What Does “Pura Vida” Actually Mean?

This summer, I had the wonderful opportunity to complete a three month physical therapy internship in Costa Rica. I volunteered in two locations, the first being a day center for elderly adults and the second being a more traditional physical therapy clinic. The mornings is when I would volunteer at the day center helping the seniors with whatever they needed, giving an informational talk about a certain health topics that seniors face, leading group exercises, and shadowing the physical therapist that would come once a week. At the second clinic, I would shadow the same therapist every day, helping to set up and take down the treatment room, running therapy machines, and just generally doing anything the therapist needed. This internship matched very well with my global theme and challenge. The theme I chose was public and global health and the challenge was to witness the impact of physical therapy and whole body wellness on kids with disabilities in areas other than the United States. Unfortunately, because of the recent pandemic, the project I originally signed on to did not happen, but I was able to work in a therapy clinic instead. In this way, I was able to both see how physical therapy impacted people of all ages in Costa Rica and compared it to the US. The thing is, this internship was way past global themes and challenges. It was a time of personal growth, specifically in the realm of the phrase “pura vida”.

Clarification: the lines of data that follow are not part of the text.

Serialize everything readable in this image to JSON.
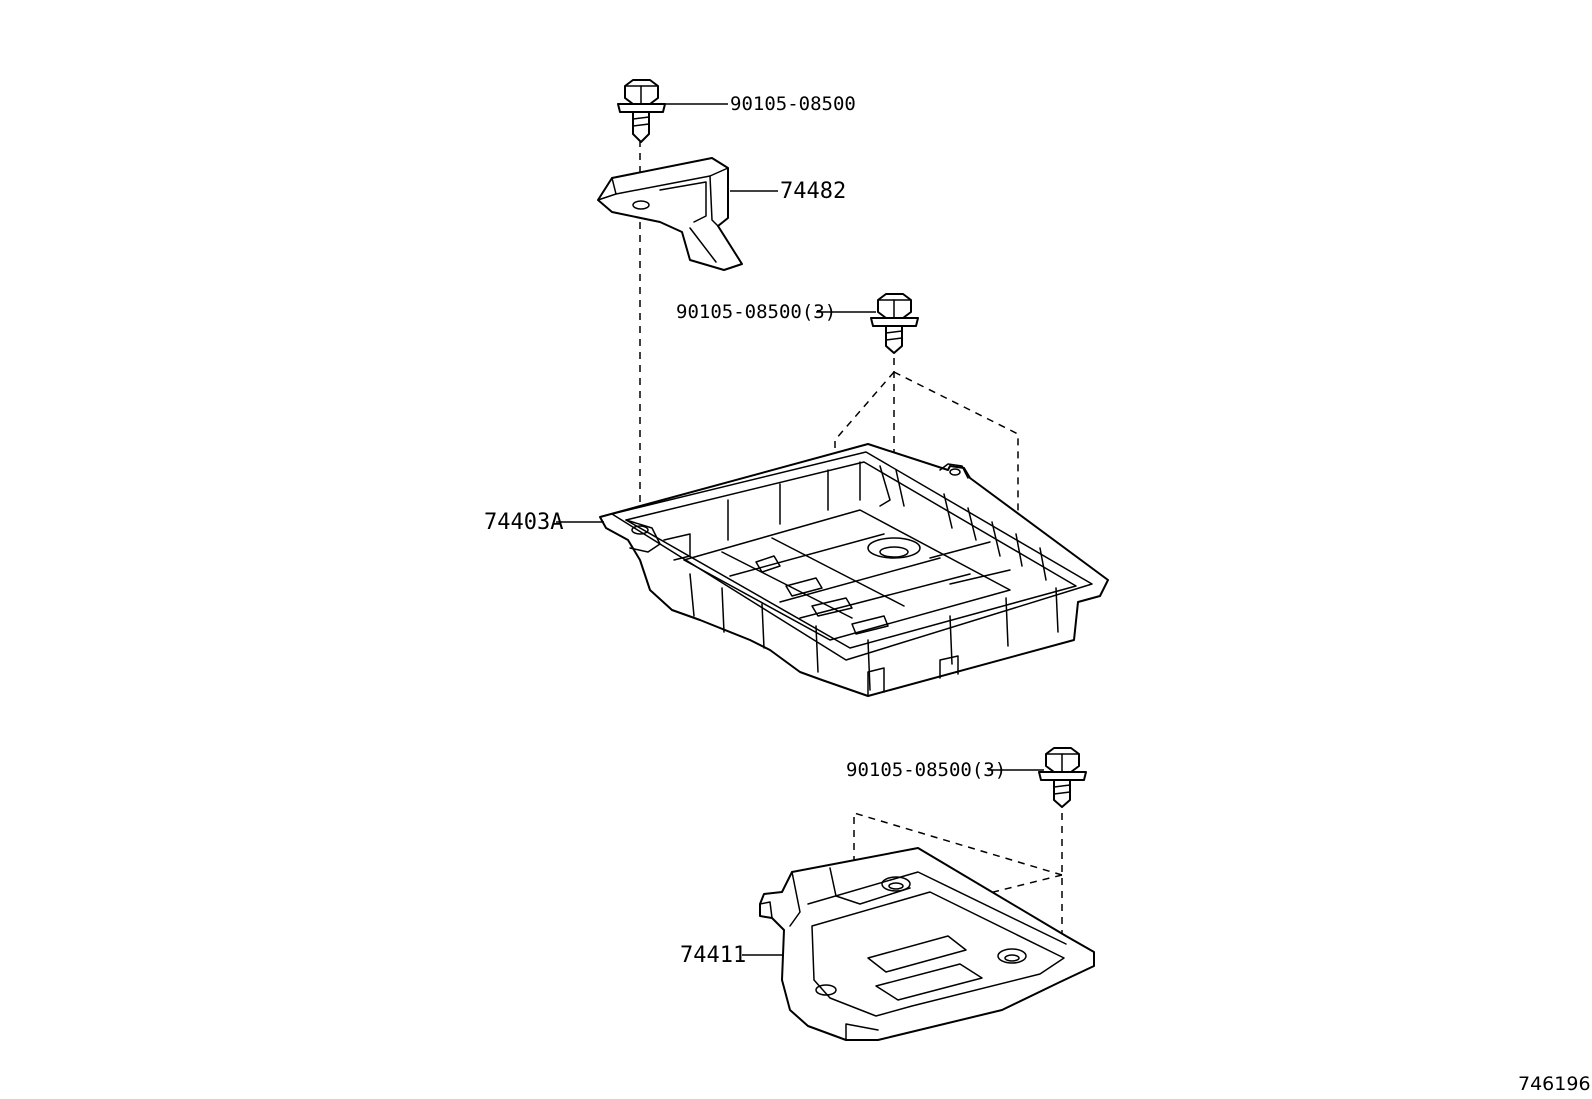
{
  "diagram": {
    "labels": {
      "top_bolt": "90105-08500",
      "clamp": "74482",
      "tray_bolts": "90105-08500(3)",
      "tray": "74403A",
      "lower_bolts": "90105-08500(3)",
      "lower_plate": "74411"
    },
    "figure_id": "746196"
  }
}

View from my host house in Naranjo, Costa Rica

The first thing you learn about Costa Rica and the people who live there is that going with the flow is their way of life. There is no strict schedule, and stress appears to be very low. This was completely different from what I came from in the US. My anxiety was at an all time high, as I was stepping into a completely new country alone, but after staying three months, my view on life has completely shifted. I realize now it is because Costa Ricans recognize humanity and they place it above most other things. Everything from bus schedules to doctors appointments are almost never on time because peoples experiences are placed above. This actually played a big role in how the clinic conducted their business. Although the therapist was often late to his appointments (the patients never cared), he would always ensure the full time was spent with them. Also, if the patient complained of another injury during the appointment, he would treat that injury. I saw the balance between humanity and professionalism, something that I hope to incorporate in my life as a future physical therapist.

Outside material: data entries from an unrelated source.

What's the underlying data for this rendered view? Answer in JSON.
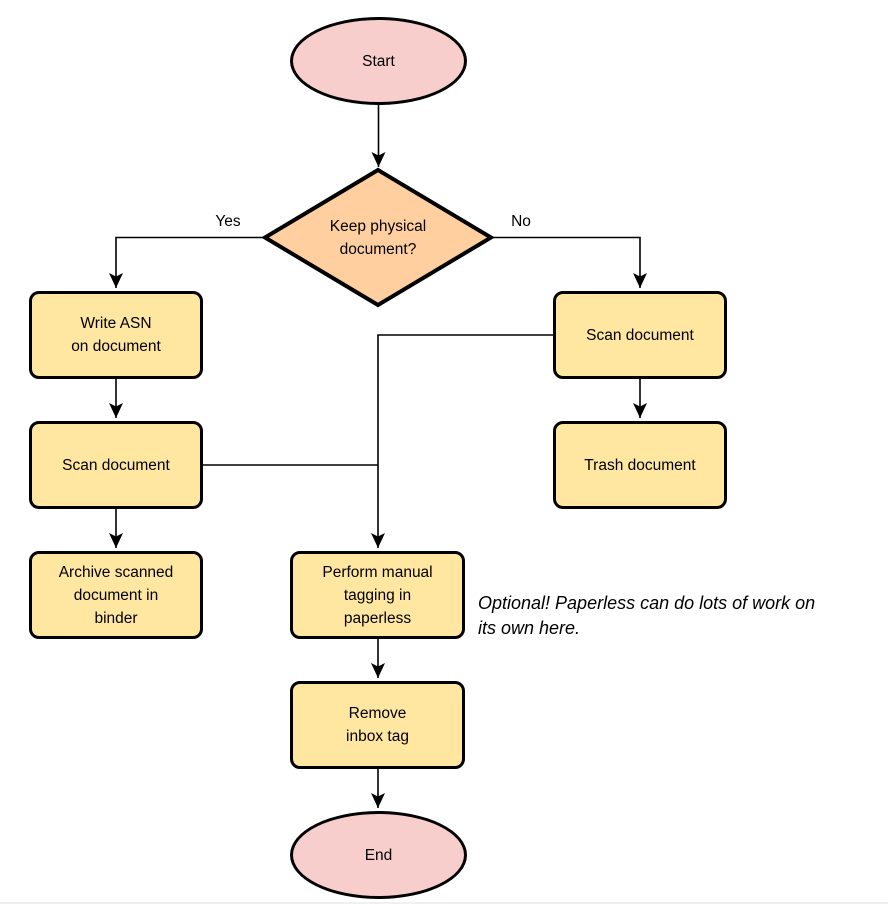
{
  "colors": {
    "terminator_fill": "#f8cecc",
    "decision_fill": "#ffcf9f",
    "process_fill": "#ffe6a1",
    "stroke": "#000000",
    "bottom_divider": "#eef0f2"
  },
  "nodes": {
    "start": {
      "label": "Start"
    },
    "decision": {
      "label": "Keep physical\ndocument?"
    },
    "write_asn": {
      "label": "Write ASN\non document"
    },
    "scan_left": {
      "label": "Scan document"
    },
    "archive": {
      "label": "Archive scanned\ndocument in\nbinder"
    },
    "scan_right": {
      "label": "Scan document"
    },
    "trash": {
      "label": "Trash document"
    },
    "tagging": {
      "label": "Perform manual\ntagging in\npaperless"
    },
    "remove_inbox": {
      "label": "Remove\ninbox tag"
    },
    "end": {
      "label": "End"
    }
  },
  "edge_labels": {
    "yes": "Yes",
    "no": "No"
  },
  "annotation": {
    "text": "Optional! Paperless can do lots of work on\nits own here."
  }
}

Me running a therapy machine in my afternoon clinic

I think that “pura vida” can be applied to both my global them and challenge along with my day-to-day life. To me, “pura vida” reminds me to look for the humanity in situations. Arguably, humanity is what has formed the theme public and global health. As a member of this theme, we are trying to find answers to health problems around the globe, hence helping humanity. My challenge was already humanity based, just specifically in physical therapy. It does raise questions about how different physical therapy is across the globe, and if it is humanity based as it seems to be in Costa Rica. I know I will consistently use “pura vida” in my day to day life because it means so much more than go with the flow.